Geschenkter Gaul an der Stachelhardt

Die Preise am Drachengebrauchtmarkt sind am Tiefpunkt. Ich bekomme einen schönen Drachen geschenkt, "gegen Abholung". Ein hübsches schlichtes Einfachsegel, Synairgie Club15.
Am Übungshang stelle ich fest, wie schön leicht das Teil ist. Der Aufbau ist pfiffig und easy. Eine gerade Basis hat er, nicht mal eine Speedbar. Die Farben sind mit weiß grün und pink ein bisschen trist, aber das Segel steht stramm wie neu.
Ein Sonntag ohne großartige Wetter- aussichten. Das stationäre atlantische Tief rückt näher. Der seit Tagen herrschende Südwind verstärkt sich.
Vor Höhenwind in Sturmstärke warnt der zum Flugverhinderer mutierende Vereinswetterfrosch. Zeit für die frei angeströmten Südkanten im Flach- land. Auch Guido meldet sich, mit Fluglust. Ich rate ihm zum frühen Flug an der Stachelhardt. Der Wind soll im Tagesverlauf laut windfinder.com immer weiter zunehmen. Selber komme ich erst am Mittag um die Kurve. Da ist Guido mit dem Schirm schon eine halbe Stunde herum gesoart und hat genug für den Tag.
Sein Drachen ist leider weg beim Check. Umso mehr steht ihm der Sinn nun nach "Drachen Steigenlassen". Sein Kite pfeift und hebt ihn von den Füßen. Für mich fotografiert und kutscht er, Danke!
Der Wind ist inzwischen wirklich kräftig, gemessene 32 bis 38 km/h, dafür aber genau von vorn. Zwei andere Drachenflieger sind da, skeptisch. Einer baut seinen schmucken werbefreien Merlin auch auf. Mit dem kleinen Club15 bin ich an der Obergrenze des zulässigen Startgewichts. Das gibt mir das gesunde Gottvertrauen, damit in den Starkwind zu starten.

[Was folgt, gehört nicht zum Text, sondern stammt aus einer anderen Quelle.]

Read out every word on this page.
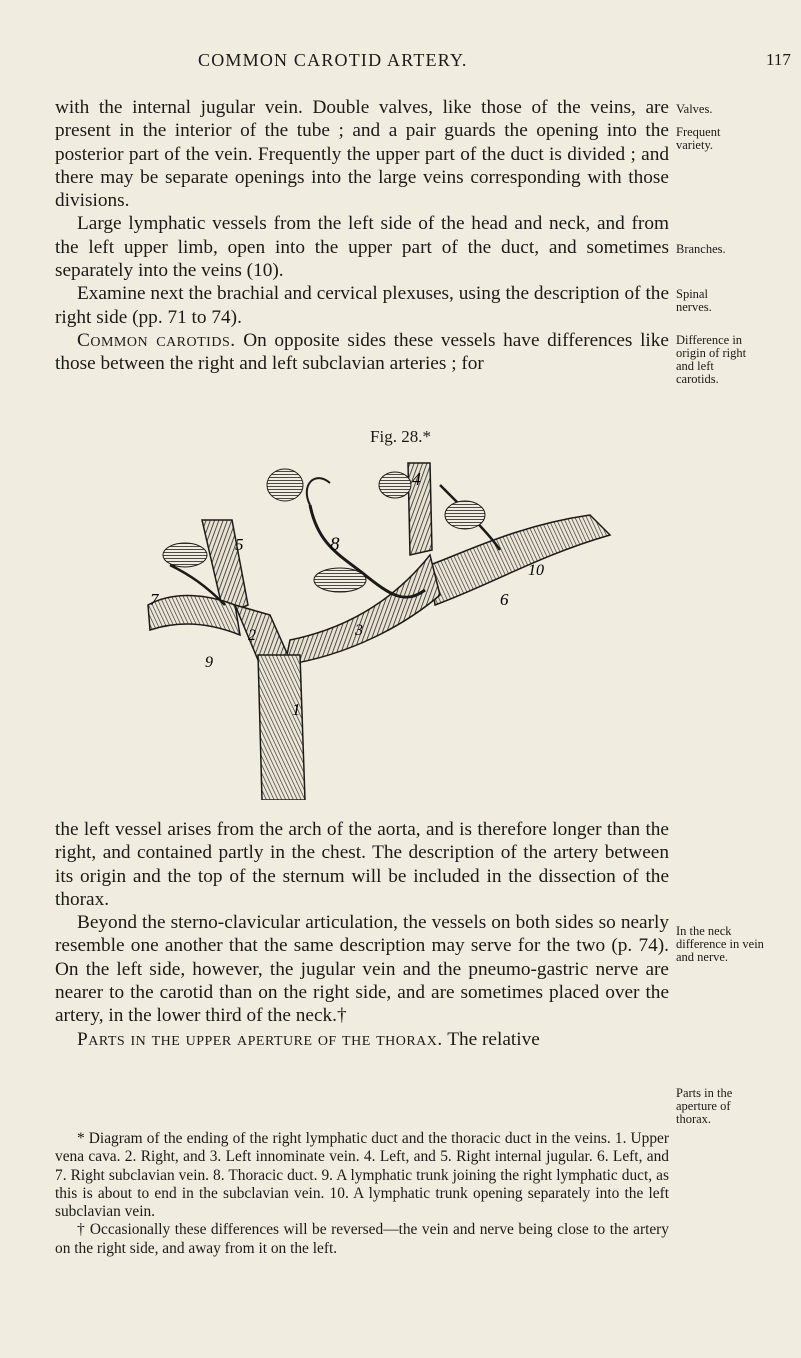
COMMON CAROTID ARTERY.	117

with the internal jugular vein. Double valves, like those of the veins, are present in the interior of the tube ; and a pair guards the opening into the posterior part of the vein. Frequently the upper part of the duct is divided ; and there may be separate openings into the large veins corresponding with those divisions.

Large lymphatic vessels from the left side of the head and neck, and from the left upper limb, open into the upper part of the duct, and sometimes separately into the veins (10).

Examine next the brachial and cervical plexuses, using the description of the right side (pp. 71 to 74).

Common carotids. On opposite sides these vessels have differences like those between the right and left subclavian arteries ; for

Valves.
Frequent variety.
Branches.
Spinal nerves.
Difference in origin of right and left carotids.
In the neck difference in vein and nerve.
Parts in the aperture of thorax.
Fig. 28.*
1
2	3
4
5
6
7
8
9
10

the left vessel arises from the arch of the aorta, and is therefore longer than the right, and contained partly in the chest. The description of the artery between its origin and the top of the sternum will be included in the dissection of the thorax.

Beyond the sterno-clavicular articulation, the vessels on both sides so nearly resemble one another that the same description may serve for the two (p. 74). On the left side, however, the jugular vein and the pneumo-gastric nerve are nearer to the carotid than on the right side, and are sometimes placed over the artery, in the lower third of the neck.†

Parts in the upper aperture of the thorax. The relative

* Diagram of the ending of the right lymphatic duct and the thoracic duct in the veins. 1. Upper vena cava. 2. Right, and 3. Left innominate vein. 4. Left, and 5. Right internal jugular. 6. Left, and 7. Right subclavian vein. 8. Thoracic duct. 9. A lymphatic trunk joining the right lymphatic duct, as this is about to end in the subclavian vein. 10. A lymphatic trunk opening separately into the left subclavian vein.

† Occasionally these differences will be reversed—the vein and nerve being close to the artery on the right side, and away from it on the left.
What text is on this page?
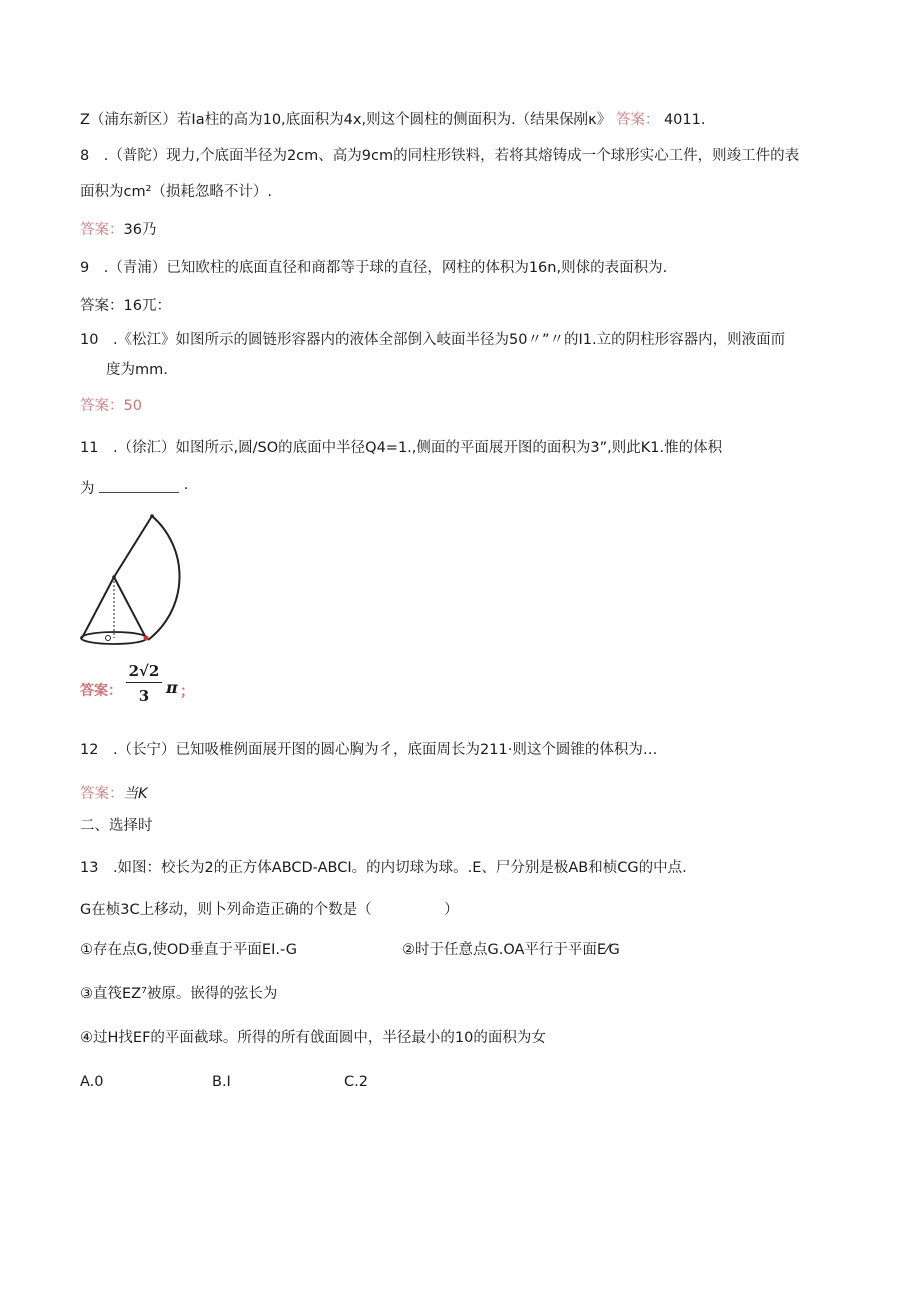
Z（浦东新区）若Ia柱的高为10,底面积为4x,则这个圆柱的侧面积为.（结果保剐κ》 答案： 4011.
8　.（普陀）现力,个底面半径为2cm、高为9cm的同柱形铁料，若将其熔铸成一个球形实心工件，则竣工件的表
面积为cm²（损耗忽略不计）.
答案：36乃
9　.（青浦）已知欧柱的底面直径和商都等于球的直径，网柱的体积为16n,则俅的表面积为.
答案：16兀：
10　.《松江》如图所示的圆链形容器内的液体全部倒入岐面半径为50〃”〃的I1.立的阴柱形容器内，则液面而
度为mm.
答案：50
11　.（徐汇）如图所示,圆/SO的底面中半径Q4=1.,侧面的平面展开图的面积为3”,则此K1.惟的体积
为	·
答案： $\frac{2√2}{3}$ π ；
12　.（长宁）已知吸椎例面展开图的圆心胸为彳，底面周长为211·则这个圆锥的体积为…
答案：当K
二、选择时
13　.如图：校长为2的正方体ABCD-ABCI。的内切球为球。.E、尸分别是极AB和桢CG的中点.
G在桢3C上移动，则卜列命造正确的个数是（　　　　　）
①存在点G,使OD垂直于平面EI.-G	②时于任意点G.OA平行于平面E⁄G
③直筏EZ⁷被原。嵌得的弦长为
④过H找EF的平面截球。所得的所有戗面圆中，半径最小的10的面积为女
A.0	B.I	C.2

Mit drei Starthelfern gehe ich auf die Naturrampe. Der Clubbi gibt ein gutes Gefühl. Auf den Schultern liegt er völlig neutral. Er will nicht hinten runter, wie der Impuls, und nicht nach vorne, wie der Nasenbär. Auch als die Starthelfer ihn freigeben, büxt er nicht aus. Ich lasse ihn hoch, bis die Aufhängung stramm kommt. Ich beherzige den Rat der Fliegerkollegen und "laufe gut durch".
Es ist süss, wie man unter Drachenfliegern immer als Anfänger mit gutem Rat und Hilfe versorgt wird, wenn man mit einem Einfachsegler an den Start kommt.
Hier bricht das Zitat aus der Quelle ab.